In 2019, the State Fair recorded operating revenue of $62 million; last year it was down to $45 million, Hammer said. But fair officials made up for the shortfall by finding new revenue, restructuring debt and delaying improvements. In 2020, they held a drive-in fair, which sold out. And in 2021, there was a multi-day launch event over Memorial Day weekend.

The fair, which can issue its own revenue bonds, has lengthened debt payments. Prior to the pandemic refinancing, debt service was about $3 million per year and is expected to be repaid by 2027. Annual payments are now $2 million and will be repaid in 2032, according to Hammer.

Over the past two decades, the State Fair has used its borrowing power for major projects: renovating the grandstand (which Hammer calls “the cathedral”) in 2003; upgrading of the international bazaar and breeding facility in 2004; redesign of the West End and construction of the Transit Hub in 2014; and the construction of the North End Event Center in 2019.

But the pandemic has caused further improvements and maintenance to be postponed. “We’re in good enough shape to take a few years off,” Hammer said.

“The face of the fair”

On a table in Hammer’s office is a stack of colorful brochures with the title “State Fair Magic,” detailing customer service expectations.

“Treat everyone like your best friend,” he says. “Make eye contact and smile. Reach out to people who need help. Give everyone a few extra seconds of your time and attention. It’s the little things that make the difference.”

Hammer is “fully invested in providing the best possible customer experience,” said vendor Larry Abdo, who has operated at the fair since the early 1970s, first with the Pita Gourmet food stand and later with Big Fat Bacon. . He also owns Gopher State Ice, which supplies all the ice to vendors at the fair.

Abdo and Tim Weiss, the owner of Giggles’ Campfire Grill, praised Hammer as someone with a vision. “Everything is thought out,” Abdo said.

Before Weiss built Giggles at the Fair, he owned Gabe’s By the Park on Lexington Parkway and knew Hammer from the neighborhood. Hammer, he said, is “the face of the fair and he gets things done. He’s not a micromanager but a great manager.”

The State Fair board of directors appoints Hammer from year to year, and his salary is not public. Before becoming general manager, he led the fair’s marketing after starting as a summer worker in the greenhouse.

He talks about his longtime gig like he’s the luckiest guy alive. He said he enjoyed watching strangers on benches, sharing buckets of chocolate chip cookies.

“Whatever happens in the rest of the world, it doesn’t matter when you come to the fair,” Hammer said, adding that the gathering has moved beyond its agricultural roots: “We are so much more than that. for generations has been a celebration of humanity.”

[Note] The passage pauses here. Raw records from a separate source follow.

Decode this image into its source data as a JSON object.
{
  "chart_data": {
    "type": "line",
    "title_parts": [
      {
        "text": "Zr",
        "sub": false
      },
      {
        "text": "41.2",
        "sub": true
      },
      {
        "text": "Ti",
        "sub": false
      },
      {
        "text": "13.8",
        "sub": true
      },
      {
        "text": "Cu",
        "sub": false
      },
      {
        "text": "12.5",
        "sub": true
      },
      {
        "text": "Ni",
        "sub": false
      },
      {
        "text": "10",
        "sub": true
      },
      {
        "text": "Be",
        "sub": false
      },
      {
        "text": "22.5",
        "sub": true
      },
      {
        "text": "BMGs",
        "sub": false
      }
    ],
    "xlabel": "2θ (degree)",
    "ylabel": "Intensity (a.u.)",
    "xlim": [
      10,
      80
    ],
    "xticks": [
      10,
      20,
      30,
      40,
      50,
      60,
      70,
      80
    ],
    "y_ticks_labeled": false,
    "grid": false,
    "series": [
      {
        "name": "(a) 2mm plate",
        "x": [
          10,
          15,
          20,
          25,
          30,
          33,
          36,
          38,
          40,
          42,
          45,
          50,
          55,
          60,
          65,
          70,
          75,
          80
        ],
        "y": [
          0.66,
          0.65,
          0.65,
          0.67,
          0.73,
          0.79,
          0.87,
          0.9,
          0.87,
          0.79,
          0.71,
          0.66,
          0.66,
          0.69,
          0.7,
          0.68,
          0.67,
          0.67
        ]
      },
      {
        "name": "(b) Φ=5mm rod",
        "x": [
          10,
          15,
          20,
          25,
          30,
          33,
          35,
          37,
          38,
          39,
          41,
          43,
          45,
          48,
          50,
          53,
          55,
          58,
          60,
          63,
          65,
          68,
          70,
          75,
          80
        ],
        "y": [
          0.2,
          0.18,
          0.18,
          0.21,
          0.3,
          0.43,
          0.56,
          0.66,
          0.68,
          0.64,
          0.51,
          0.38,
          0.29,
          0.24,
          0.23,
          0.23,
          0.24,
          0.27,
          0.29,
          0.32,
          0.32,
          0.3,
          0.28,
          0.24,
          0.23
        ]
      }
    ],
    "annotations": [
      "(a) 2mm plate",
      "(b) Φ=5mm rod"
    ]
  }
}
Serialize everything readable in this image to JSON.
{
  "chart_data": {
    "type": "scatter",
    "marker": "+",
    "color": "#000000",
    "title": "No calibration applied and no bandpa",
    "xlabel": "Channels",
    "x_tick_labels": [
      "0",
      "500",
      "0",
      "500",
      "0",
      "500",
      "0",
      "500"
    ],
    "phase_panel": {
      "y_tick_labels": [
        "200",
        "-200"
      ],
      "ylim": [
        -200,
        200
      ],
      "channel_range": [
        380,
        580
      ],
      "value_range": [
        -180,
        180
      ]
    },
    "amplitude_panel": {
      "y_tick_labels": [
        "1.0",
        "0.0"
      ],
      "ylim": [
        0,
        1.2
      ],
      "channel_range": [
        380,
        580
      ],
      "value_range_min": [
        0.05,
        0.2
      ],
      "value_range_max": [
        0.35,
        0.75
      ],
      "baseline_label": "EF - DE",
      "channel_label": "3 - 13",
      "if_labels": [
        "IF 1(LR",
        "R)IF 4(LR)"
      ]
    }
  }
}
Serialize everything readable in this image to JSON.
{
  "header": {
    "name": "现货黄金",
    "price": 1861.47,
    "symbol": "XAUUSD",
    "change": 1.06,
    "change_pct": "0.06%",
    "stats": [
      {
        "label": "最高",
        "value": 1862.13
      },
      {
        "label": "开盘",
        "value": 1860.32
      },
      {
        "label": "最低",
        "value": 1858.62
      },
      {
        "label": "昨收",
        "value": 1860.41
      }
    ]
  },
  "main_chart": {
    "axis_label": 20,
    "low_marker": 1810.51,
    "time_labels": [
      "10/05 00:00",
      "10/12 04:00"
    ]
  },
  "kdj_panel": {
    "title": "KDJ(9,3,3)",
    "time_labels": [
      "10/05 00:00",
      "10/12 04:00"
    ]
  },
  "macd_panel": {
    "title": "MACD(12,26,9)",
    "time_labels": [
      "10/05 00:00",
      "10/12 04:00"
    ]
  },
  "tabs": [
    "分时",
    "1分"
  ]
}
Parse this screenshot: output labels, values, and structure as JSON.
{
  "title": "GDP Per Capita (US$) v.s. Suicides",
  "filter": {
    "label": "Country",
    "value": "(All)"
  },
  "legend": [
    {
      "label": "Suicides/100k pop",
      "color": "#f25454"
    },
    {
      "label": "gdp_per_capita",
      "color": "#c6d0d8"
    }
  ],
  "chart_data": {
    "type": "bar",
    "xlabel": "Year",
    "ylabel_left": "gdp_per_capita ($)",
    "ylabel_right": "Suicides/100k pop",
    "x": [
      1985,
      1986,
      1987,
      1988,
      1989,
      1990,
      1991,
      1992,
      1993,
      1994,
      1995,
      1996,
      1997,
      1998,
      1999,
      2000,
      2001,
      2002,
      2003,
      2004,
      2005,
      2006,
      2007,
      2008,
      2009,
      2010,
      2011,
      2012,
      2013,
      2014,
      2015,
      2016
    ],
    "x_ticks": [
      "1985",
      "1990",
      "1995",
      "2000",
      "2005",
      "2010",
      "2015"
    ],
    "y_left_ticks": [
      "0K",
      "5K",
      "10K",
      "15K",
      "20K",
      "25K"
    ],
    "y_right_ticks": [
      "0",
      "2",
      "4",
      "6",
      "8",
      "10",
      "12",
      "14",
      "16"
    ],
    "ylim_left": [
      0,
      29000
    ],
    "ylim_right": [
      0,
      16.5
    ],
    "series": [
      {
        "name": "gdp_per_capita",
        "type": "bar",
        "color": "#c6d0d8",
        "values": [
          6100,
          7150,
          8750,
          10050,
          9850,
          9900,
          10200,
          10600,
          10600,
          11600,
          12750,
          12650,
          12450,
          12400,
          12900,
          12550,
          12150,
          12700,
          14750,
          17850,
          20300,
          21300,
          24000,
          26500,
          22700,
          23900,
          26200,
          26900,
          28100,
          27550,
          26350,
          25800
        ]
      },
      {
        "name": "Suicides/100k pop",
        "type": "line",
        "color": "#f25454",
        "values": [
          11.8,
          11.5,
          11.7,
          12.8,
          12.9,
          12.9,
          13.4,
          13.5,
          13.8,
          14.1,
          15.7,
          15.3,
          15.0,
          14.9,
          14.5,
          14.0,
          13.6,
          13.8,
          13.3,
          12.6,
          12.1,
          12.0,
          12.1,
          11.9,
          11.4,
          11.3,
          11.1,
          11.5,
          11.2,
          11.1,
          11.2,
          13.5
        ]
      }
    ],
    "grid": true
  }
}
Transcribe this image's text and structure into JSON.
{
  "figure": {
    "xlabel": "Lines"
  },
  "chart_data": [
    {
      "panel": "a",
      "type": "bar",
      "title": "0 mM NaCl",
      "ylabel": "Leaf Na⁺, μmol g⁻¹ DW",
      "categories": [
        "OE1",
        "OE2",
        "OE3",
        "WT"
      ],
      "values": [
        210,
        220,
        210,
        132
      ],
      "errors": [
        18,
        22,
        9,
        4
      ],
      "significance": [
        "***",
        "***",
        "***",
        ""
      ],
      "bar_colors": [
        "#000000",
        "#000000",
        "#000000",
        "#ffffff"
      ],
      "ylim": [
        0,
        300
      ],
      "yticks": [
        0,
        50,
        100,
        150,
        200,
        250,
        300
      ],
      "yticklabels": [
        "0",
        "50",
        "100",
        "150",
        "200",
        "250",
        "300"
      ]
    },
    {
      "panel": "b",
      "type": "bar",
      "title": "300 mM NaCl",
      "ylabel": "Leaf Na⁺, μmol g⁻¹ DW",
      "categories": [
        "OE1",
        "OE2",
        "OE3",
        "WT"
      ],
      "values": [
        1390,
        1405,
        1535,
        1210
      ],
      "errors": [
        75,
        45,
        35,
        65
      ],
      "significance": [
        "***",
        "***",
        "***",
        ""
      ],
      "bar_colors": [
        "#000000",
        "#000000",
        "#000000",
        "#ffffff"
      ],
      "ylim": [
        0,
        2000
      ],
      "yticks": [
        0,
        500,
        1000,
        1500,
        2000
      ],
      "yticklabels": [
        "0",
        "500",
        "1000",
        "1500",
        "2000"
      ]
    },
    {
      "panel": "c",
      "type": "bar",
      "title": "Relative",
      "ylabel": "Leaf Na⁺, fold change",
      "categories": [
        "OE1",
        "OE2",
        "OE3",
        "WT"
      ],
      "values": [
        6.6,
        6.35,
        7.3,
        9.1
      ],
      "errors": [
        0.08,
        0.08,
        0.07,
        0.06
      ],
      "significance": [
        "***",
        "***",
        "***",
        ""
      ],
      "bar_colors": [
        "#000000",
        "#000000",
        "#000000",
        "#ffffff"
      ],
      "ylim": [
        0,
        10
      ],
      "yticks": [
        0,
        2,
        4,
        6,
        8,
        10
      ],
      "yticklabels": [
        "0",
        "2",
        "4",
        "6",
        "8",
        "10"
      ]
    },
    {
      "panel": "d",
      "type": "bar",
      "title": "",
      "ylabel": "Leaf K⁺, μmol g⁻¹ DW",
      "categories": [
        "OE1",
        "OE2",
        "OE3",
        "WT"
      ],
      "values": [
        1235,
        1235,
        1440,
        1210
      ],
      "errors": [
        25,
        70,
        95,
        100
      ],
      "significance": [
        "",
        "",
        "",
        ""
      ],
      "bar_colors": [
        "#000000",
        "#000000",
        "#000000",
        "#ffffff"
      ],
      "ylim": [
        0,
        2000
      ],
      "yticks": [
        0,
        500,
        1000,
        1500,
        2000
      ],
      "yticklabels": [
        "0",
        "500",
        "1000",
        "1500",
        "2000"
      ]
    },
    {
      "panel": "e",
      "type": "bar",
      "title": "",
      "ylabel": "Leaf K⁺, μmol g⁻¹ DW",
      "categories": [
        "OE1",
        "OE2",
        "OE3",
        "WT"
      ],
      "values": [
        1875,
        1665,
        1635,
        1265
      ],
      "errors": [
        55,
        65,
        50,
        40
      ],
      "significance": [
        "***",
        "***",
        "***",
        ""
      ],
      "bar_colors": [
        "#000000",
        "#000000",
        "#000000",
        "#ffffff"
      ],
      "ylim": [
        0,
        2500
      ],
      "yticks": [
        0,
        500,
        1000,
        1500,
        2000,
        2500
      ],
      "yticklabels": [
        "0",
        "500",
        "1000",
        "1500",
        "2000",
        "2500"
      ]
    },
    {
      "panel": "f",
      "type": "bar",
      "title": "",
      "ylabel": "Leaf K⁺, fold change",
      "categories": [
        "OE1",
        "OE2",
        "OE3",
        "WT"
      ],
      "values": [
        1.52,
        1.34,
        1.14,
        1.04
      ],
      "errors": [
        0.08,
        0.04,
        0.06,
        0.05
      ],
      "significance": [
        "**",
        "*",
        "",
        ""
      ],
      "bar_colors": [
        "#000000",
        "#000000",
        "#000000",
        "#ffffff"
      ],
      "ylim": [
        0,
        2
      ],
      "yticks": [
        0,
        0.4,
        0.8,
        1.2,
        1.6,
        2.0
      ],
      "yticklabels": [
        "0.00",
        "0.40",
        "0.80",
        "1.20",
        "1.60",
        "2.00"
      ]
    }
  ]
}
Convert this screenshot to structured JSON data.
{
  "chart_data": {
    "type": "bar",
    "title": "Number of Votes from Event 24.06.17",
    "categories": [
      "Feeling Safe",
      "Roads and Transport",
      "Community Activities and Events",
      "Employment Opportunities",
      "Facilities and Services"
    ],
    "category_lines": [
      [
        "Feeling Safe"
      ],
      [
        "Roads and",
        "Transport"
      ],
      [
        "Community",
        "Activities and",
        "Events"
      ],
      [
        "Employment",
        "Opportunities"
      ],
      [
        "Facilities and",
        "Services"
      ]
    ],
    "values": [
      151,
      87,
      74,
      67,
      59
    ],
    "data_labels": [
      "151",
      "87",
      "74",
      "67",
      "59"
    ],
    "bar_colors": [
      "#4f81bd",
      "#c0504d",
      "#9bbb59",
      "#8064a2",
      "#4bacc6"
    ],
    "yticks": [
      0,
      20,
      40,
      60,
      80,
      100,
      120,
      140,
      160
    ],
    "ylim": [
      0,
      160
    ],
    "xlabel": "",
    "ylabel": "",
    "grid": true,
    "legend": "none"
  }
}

After the fair was open for an hour on Thursday, Hammer said, he will lead what he calls “state fair fellowship,” his tradition since 1997. He buys a bag of hot Tom Thumb donuts on a stand near Ye Old Mill, then give the “to whom I see, whether I know them or not”.

Back at his office in the administrative building, he will slip the empty bag into a souvenir milk bucket to join the 24 bags from the previous opening days.

As for when he might retire, he gives no clue. His response: a smile, arms crossed over his chest and a terse response: “I’m 67.”

Weiss thinks Hammer could leave after this year — if, that is, the fair has a good rebound year. “He has to be in good financial shape and then he will retire,” Weiss said.

In the meantime, Hammer is focused on the next two weeks and is eager to help more people return after two years off at the Great Minnesota Get-Together.

“We’re wired to share experiences,” he said. “Human beings are social creatures. We need them.”